Homilary

Audio: 

RITE AND RITUAL

In its profuse use of gold, whether in the burnished backgrounds or the display scripts, this collection of homilies emulates the lavish aesthetic of imperial manuscripts of the early Middle Ages, despite its adoption of Gothic conventions. The homilary—a collection of sermons—was made for and in part by a community of Cistercian nuns. A reform order, the Cistercians traditionally eschewed such luxury, but not here. In its monumentality, the grand initial of the Resurrection rivals that of the full-page miniature on the facing page, which depicts two of Christ’s appearances to the apostles after his Resurrection: Christ as a pilgrim on the road to Emmaus and the Doubting Thomas.

Homilary, in Latin
Germany, Westphalia, ca. 1330
Walters Art Museum, Baltimore, MS W.148, fols. 45v–46r
Purchased by Henry Walters, before 1931

Transcription: 

Joshua O'Driscoll, Assistant Curator of Medieval and Renaissance Manuscripts

This richly painted book contains a collection of sermons for use during the Easter season. It is part of a pair, of which the other volume—now in Oxford—gathers together sermons for Christmas time.

Both manuscripts were made for a Cistercian convent in Westphalia, a region in northwestern Germany. In the High Middle Ages, the Cistercians were celebrated for their austerity, which led them to reject all forms of luxury, including the visual arts. In this book, however, no trace of such restraint remains.

A team of at least three professional artists painted most of the miniatures. Set against sheets of burnished gold, their elegant, elongated figures reflect the latest developments in painting from France. Shown here, at left, are two scenes that demonstrate Christ’s resurrection: above, is Christ on the Road to Emmaus, where he appears to two apostles who previously thought him dead; below is the Doubting Thomas, who needed physical proof that Christ had risen from the dead, and thus presses his finger into the wound in Christ’s side.
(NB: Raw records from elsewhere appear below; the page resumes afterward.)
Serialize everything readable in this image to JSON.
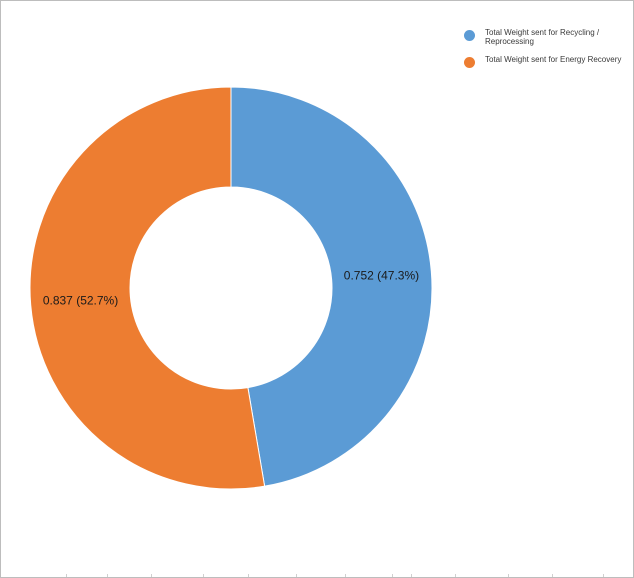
{
  "chart_data": {
    "type": "pie",
    "donut": true,
    "slices": [
      {
        "label": "Total Weight sent for Recycling / Reprocessing",
        "value": 0.752,
        "percent": 47.3,
        "color": "#5b9bd5",
        "data_label": "0.752 (47.3%)"
      },
      {
        "label": "Total Weight sent for Energy Recovery",
        "value": 0.837,
        "percent": 52.7,
        "color": "#ed7d31",
        "data_label": "0.837 (52.7%)"
      }
    ],
    "legend_position": "top-right"
  },
  "legend": {
    "items": [
      {
        "label": "Total Weight sent for Recycling / Reprocessing",
        "color": "#5b9bd5"
      },
      {
        "label": "Total Weight sent for Energy Recovery",
        "color": "#ed7d31"
      }
    ]
  }
}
At right, filling the oversized initial H, is the Resurrection itself. Two small soldiers are shown sleeping as Christ rises from the tomb. The composition evokes statues of the Resurrection that were a common fixture of Cistercian convents in Westphalia and played an important role in the Easter liturgy, as did this manuscript.

Gold is also used for the display scripts and the massive frames that adorn nearly every page of the manuscript. Several of these text pages were painted by the nuns for whom the manuscript was made. The extravagant use of gold represents just one of a number of archaic features that appear to have been deliberately adopted to evoke the lavish commissions characteristic of imperial female foundations of the earlier Middle Ages.